The Syrian government has been making incremental gains along the highway as well as around Damascus and Aleppo in recent months, regaining the upper hand in a conflict that entered its fourth year this month.
Assad needs to secure the route to transport chemical agents out of Syria via the coast, as part of an agreement with the Organization for the Prohibition of Chemical Weapons (OPCW) to remove Syria's chemicals weapons arsenal.
Meanwhile, the United Nations' humanitarian chief on Friday told the U.N. Security Council that the Assad regime's delays in withholding cross-border aid deliveries were "arbitrary and unjustified" and against international law.
Valerie Amos gave her first such report since the Security Council last month approved a resolution demanding that both the government and opposition allow immediate access everywhere in the country to deliver aid.
"The administrative arrangements that have been put in place for clearance for our convoys are quite convoluted," Amos told Reuters in an interview, after briefing the U.N. Security Council about how much-needed aid is still not reaching many in Syria.
The war in Syria, which began with largely peace protests in March 2011, has evolved into a civil war with sectarian overtones that has left more than 140,000 people dead.
It has also heightened sectarian tensions between Shia and Sunni Muslims in Lebanon, causing insecurity and political gridlock.
Violence from the conflict spilled over into Lebanon Saturday, when a suicide bomber killed himself and three soldiers at a Lebanese army checkpoint in the border town of Arsal, Lebanese security sources said.
Arsal is home to thousands of Syrian refugees but also Syrian rebels and their Lebanese allies who have fled a Syrian army advance on the Syrian side of the border. Three other soldiers were wounded, the sources said.
Lebanese Sunnis accuse the Lebanese army of conspiring with forces loyal to Assad and the Lebanese Shia armed group, Hezbollah, which has sent fighters into Syria to support Assad against Sunni rebels.
The attack hit just hours after a speech by Hezbollah leader Sayyed Hassan Nasrallah, who said he was protecting Lebanon by fighting in Syria against Sunni rebels.
"Some in Lebanon say the resistance (Hezbollah) has nothing to do with Syria," Nasrallah told supporters Saturday via a television link from an undisclosed location in Lebanon.

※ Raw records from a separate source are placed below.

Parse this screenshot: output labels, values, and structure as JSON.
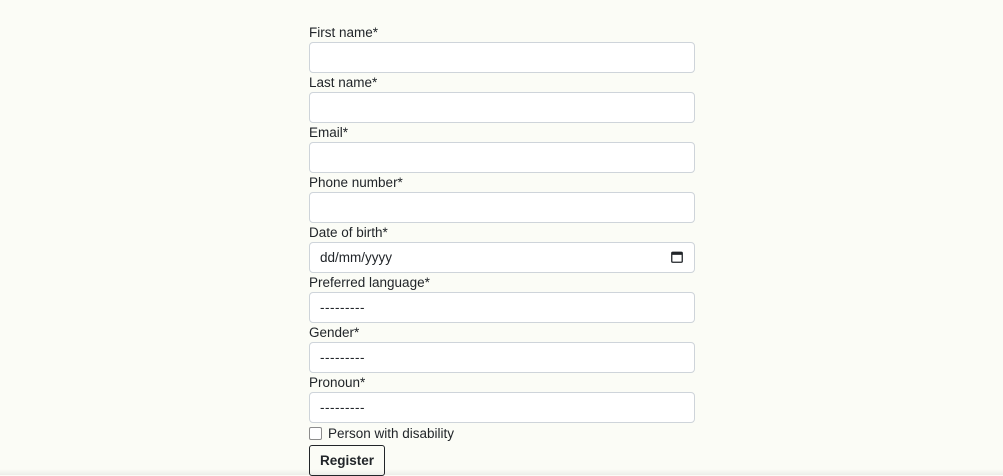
{
  "form": {
    "fields": [
      {
        "label": "First name*",
        "value": ""
      },
      {
        "label": "Last name*",
        "value": ""
      },
      {
        "label": "Email*",
        "value": ""
      },
      {
        "label": "Phone number*",
        "value": ""
      },
      {
        "label": "Date of birth*",
        "placeholder": "dd/mm/yyyy"
      },
      {
        "label": "Preferred language*",
        "selected": "---------"
      },
      {
        "label": "Gender*",
        "selected": "---------"
      },
      {
        "label": "Pronoun*",
        "selected": "---------"
      }
    ],
    "checkbox": {
      "label": "Person with disability",
      "checked": false
    },
    "submit_label": "Register"
  },
  "icons": {
    "date_picker": "calendar-icon"
  }
}
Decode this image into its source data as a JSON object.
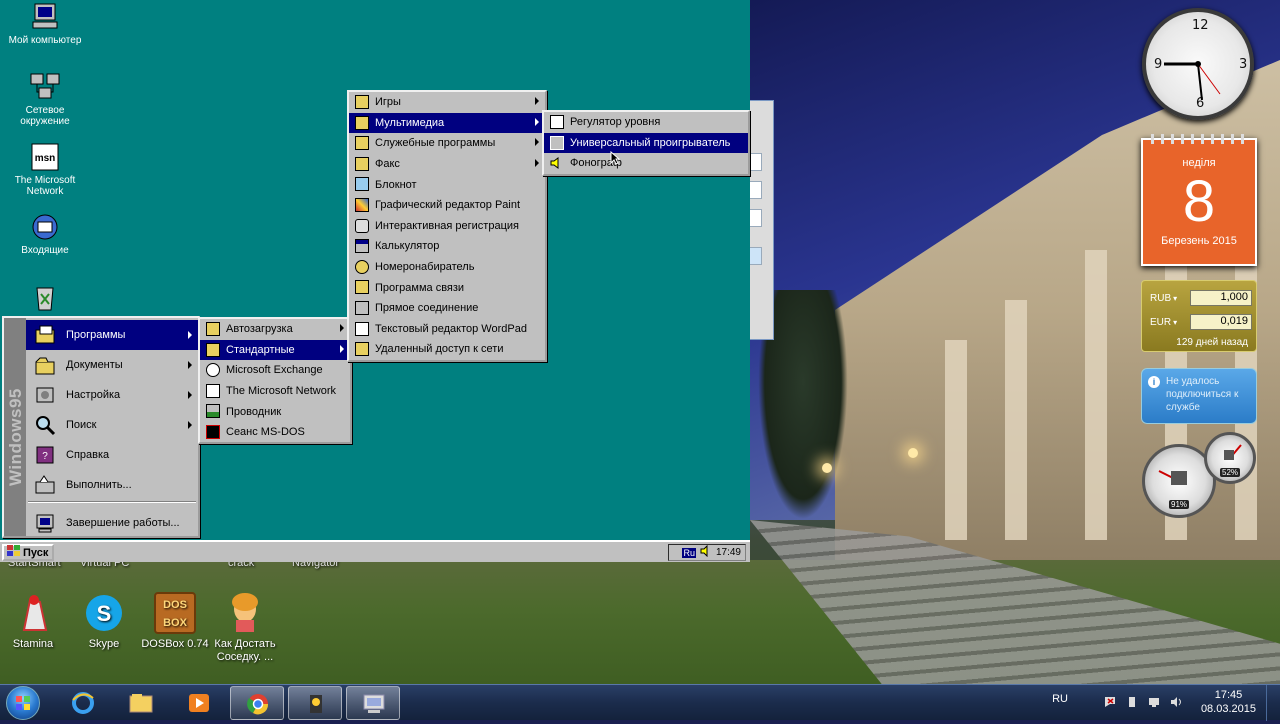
{
  "win95": {
    "desktop_icons": [
      {
        "label": "Мой компьютер",
        "icon": "computer-icon"
      },
      {
        "label": "Сетевое окружение",
        "icon": "network-icon"
      },
      {
        "label": "The Microsoft Network",
        "icon": "msn-icon"
      },
      {
        "label": "Входящие",
        "icon": "inbox-icon"
      },
      {
        "label": "",
        "icon": "recycle-bin-icon"
      }
    ],
    "side_banner": "Windows95",
    "start_menu": [
      {
        "label": "Программы",
        "has_submenu": true,
        "selected": true
      },
      {
        "label": "Документы",
        "has_submenu": true
      },
      {
        "label": "Настройка",
        "has_submenu": true
      },
      {
        "label": "Поиск",
        "has_submenu": true
      },
      {
        "label": "Справка"
      },
      {
        "label": "Выполнить..."
      },
      {
        "label": "Завершение работы..."
      }
    ],
    "programs_menu": [
      {
        "label": "Автозагрузка",
        "has_submenu": true
      },
      {
        "label": "Стандартные",
        "has_submenu": true,
        "selected": true
      },
      {
        "label": "Microsoft Exchange"
      },
      {
        "label": "The Microsoft Network"
      },
      {
        "label": "Проводник"
      },
      {
        "label": "Сеанс MS-DOS"
      }
    ],
    "accessories_menu": [
      {
        "label": "Игры",
        "has_submenu": true
      },
      {
        "label": "Мультимедиа",
        "has_submenu": true,
        "selected": true
      },
      {
        "label": "Служебные программы",
        "has_submenu": true
      },
      {
        "label": "Факс",
        "has_submenu": true
      },
      {
        "label": "Блокнот"
      },
      {
        "label": "Графический редактор Paint"
      },
      {
        "label": "Интерактивная регистрация"
      },
      {
        "label": "Калькулятор"
      },
      {
        "label": "Номеронабиратель"
      },
      {
        "label": "Программа связи"
      },
      {
        "label": "Прямое соединение"
      },
      {
        "label": "Текстовый редактор WordPad"
      },
      {
        "label": "Удаленный доступ к сети"
      }
    ],
    "multimedia_menu": [
      {
        "label": "Регулятор уровня"
      },
      {
        "label": "Универсальный проигрыватель",
        "selected": true
      },
      {
        "label": "Фонограф"
      }
    ],
    "taskbar": {
      "start_label": "Пуск",
      "lang": "Ru",
      "time": "17:49"
    }
  },
  "win7": {
    "partial_labels": [
      "StartSmart",
      "Virtual PC",
      "crack",
      "Navigator"
    ],
    "desktop_icons": [
      {
        "label": "Stamina",
        "icon": "stamina-icon"
      },
      {
        "label": "Skype",
        "icon": "skype-icon"
      },
      {
        "label": "DOSBox 0.74",
        "icon": "dosbox-icon"
      },
      {
        "label": "Как Достать Соседку. ...",
        "icon": "game-icon"
      }
    ],
    "dosbox_icon_text": "DOS BOX",
    "gadgets": {
      "clock_numbers": [
        "12",
        "3",
        "6",
        "9"
      ],
      "calendar": {
        "weekday": "неділя",
        "day": "8",
        "month_year": "Березень 2015"
      },
      "currency": {
        "rows": [
          {
            "code": "RUB",
            "value": "1,000"
          },
          {
            "code": "EUR",
            "value": "0,019"
          }
        ],
        "footer": "129 дней назад"
      },
      "weather_message": "Не удалось подключиться к службе",
      "meter_values": [
        "91%",
        "52%"
      ]
    },
    "taskbar": {
      "lang": "RU",
      "time": "17:45",
      "date": "08.03.2015",
      "pinned": [
        "ie-icon",
        "explorer-icon",
        "media-player-icon",
        "chrome-icon",
        "dosbox-task-icon",
        "win95-vm-icon"
      ]
    }
  }
}
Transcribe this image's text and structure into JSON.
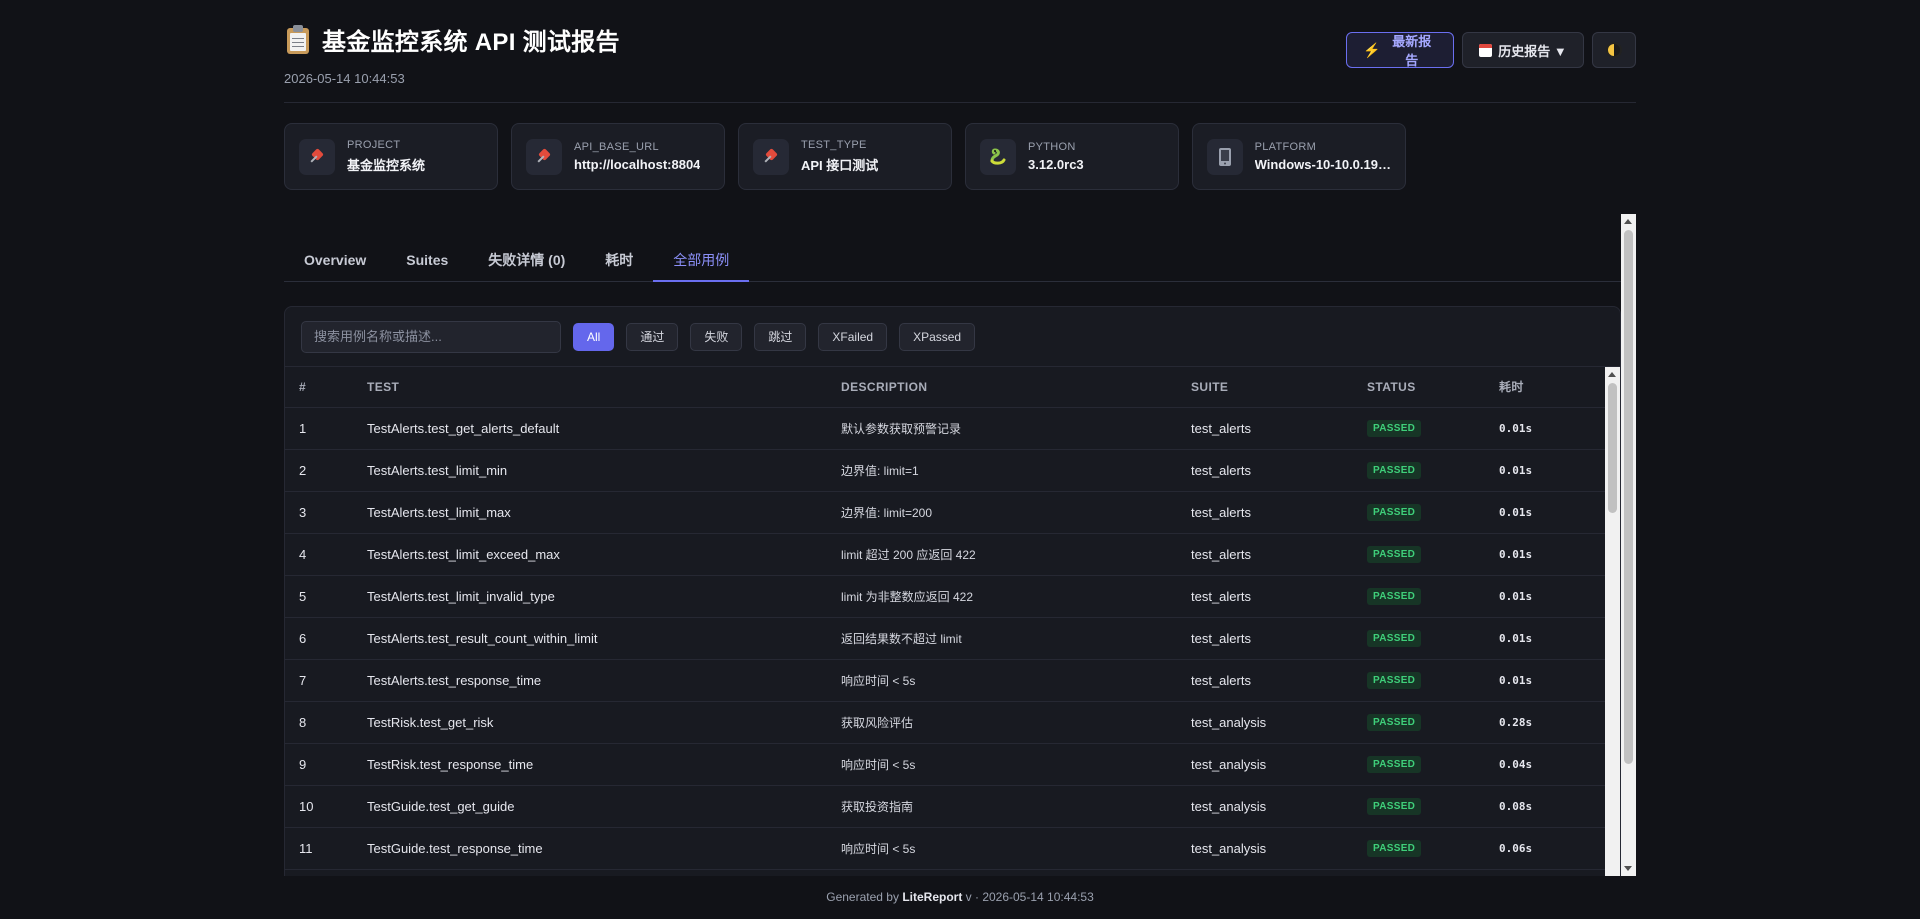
{
  "header": {
    "title": "基金监控系统 API 测试报告",
    "timestamp": "2026-05-14 10:44:53",
    "latest_button": "最新报告",
    "history_button": "历史报告 ▼"
  },
  "info_cards": [
    {
      "label": "PROJECT",
      "value": "基金监控系统",
      "icon": "pin-icon"
    },
    {
      "label": "API_BASE_URL",
      "value": "http://localhost:8804",
      "icon": "pin-icon"
    },
    {
      "label": "TEST_TYPE",
      "value": "API 接口测试",
      "icon": "pin-icon"
    },
    {
      "label": "PYTHON",
      "value": "3.12.0rc3",
      "icon": "python-icon"
    },
    {
      "label": "PLATFORM",
      "value": "Windows-10-10.0.19…",
      "icon": "device-icon"
    }
  ],
  "tabs": [
    "Overview",
    "Suites",
    "失败详情 (0)",
    "耗时",
    "全部用例"
  ],
  "active_tab": "全部用例",
  "filter": {
    "search_placeholder": "搜索用例名称或描述...",
    "chips": [
      "All",
      "通过",
      "失败",
      "跳过",
      "XFailed",
      "XPassed"
    ],
    "active_chip": "All"
  },
  "table": {
    "headers": [
      "#",
      "TEST",
      "DESCRIPTION",
      "SUITE",
      "STATUS",
      "耗时"
    ],
    "rows": [
      [
        "1",
        "TestAlerts.test_get_alerts_default",
        "默认参数获取预警记录",
        "test_alerts",
        "PASSED",
        "0.01s"
      ],
      [
        "2",
        "TestAlerts.test_limit_min",
        "边界值: limit=1",
        "test_alerts",
        "PASSED",
        "0.01s"
      ],
      [
        "3",
        "TestAlerts.test_limit_max",
        "边界值: limit=200",
        "test_alerts",
        "PASSED",
        "0.01s"
      ],
      [
        "4",
        "TestAlerts.test_limit_exceed_max",
        "limit 超过 200 应返回 422",
        "test_alerts",
        "PASSED",
        "0.01s"
      ],
      [
        "5",
        "TestAlerts.test_limit_invalid_type",
        "limit 为非整数应返回 422",
        "test_alerts",
        "PASSED",
        "0.01s"
      ],
      [
        "6",
        "TestAlerts.test_result_count_within_limit",
        "返回结果数不超过 limit",
        "test_alerts",
        "PASSED",
        "0.01s"
      ],
      [
        "7",
        "TestAlerts.test_response_time",
        "响应时间 < 5s",
        "test_alerts",
        "PASSED",
        "0.01s"
      ],
      [
        "8",
        "TestRisk.test_get_risk",
        "获取风险评估",
        "test_analysis",
        "PASSED",
        "0.28s"
      ],
      [
        "9",
        "TestRisk.test_response_time",
        "响应时间 < 5s",
        "test_analysis",
        "PASSED",
        "0.04s"
      ],
      [
        "10",
        "TestGuide.test_get_guide",
        "获取投资指南",
        "test_analysis",
        "PASSED",
        "0.08s"
      ],
      [
        "11",
        "TestGuide.test_response_time",
        "响应时间 < 5s",
        "test_analysis",
        "PASSED",
        "0.06s"
      ]
    ]
  },
  "footer": {
    "prefix": "Generated by",
    "brand": "LiteReport",
    "suffix": "v · 2026-05-14 10:44:53"
  }
}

He added that he sent forces into a foreign war in Syria because if he didn't, Sunni rebels would eliminate everyone in Lebanon if they won in Syria, Reuters reported.
"The problem in Lebanon is not that Hezbollah went to Syria, but that we were late in doing so," Nasrallah said. "This resistance will remain solid, with its head held high, protecting its people and its nation."
Nearly 2.5 million Syrians have fled to Egypt, Iraq, Jordan, Lebanon or Turkey since the conflict erupted in 2011. By the end of 2014, Syrian refugees are expected to number more than 4.1 million.
“Syria has become the great tragedy of this century — a disgraceful humanitarian calamity with suffering and displacement unparalleled in recent history,” said Antonio Gutteres, the United Nations High Commissioner for Refugees, last September.
Of the current refugees, more than 1.3 million are under the age of 18.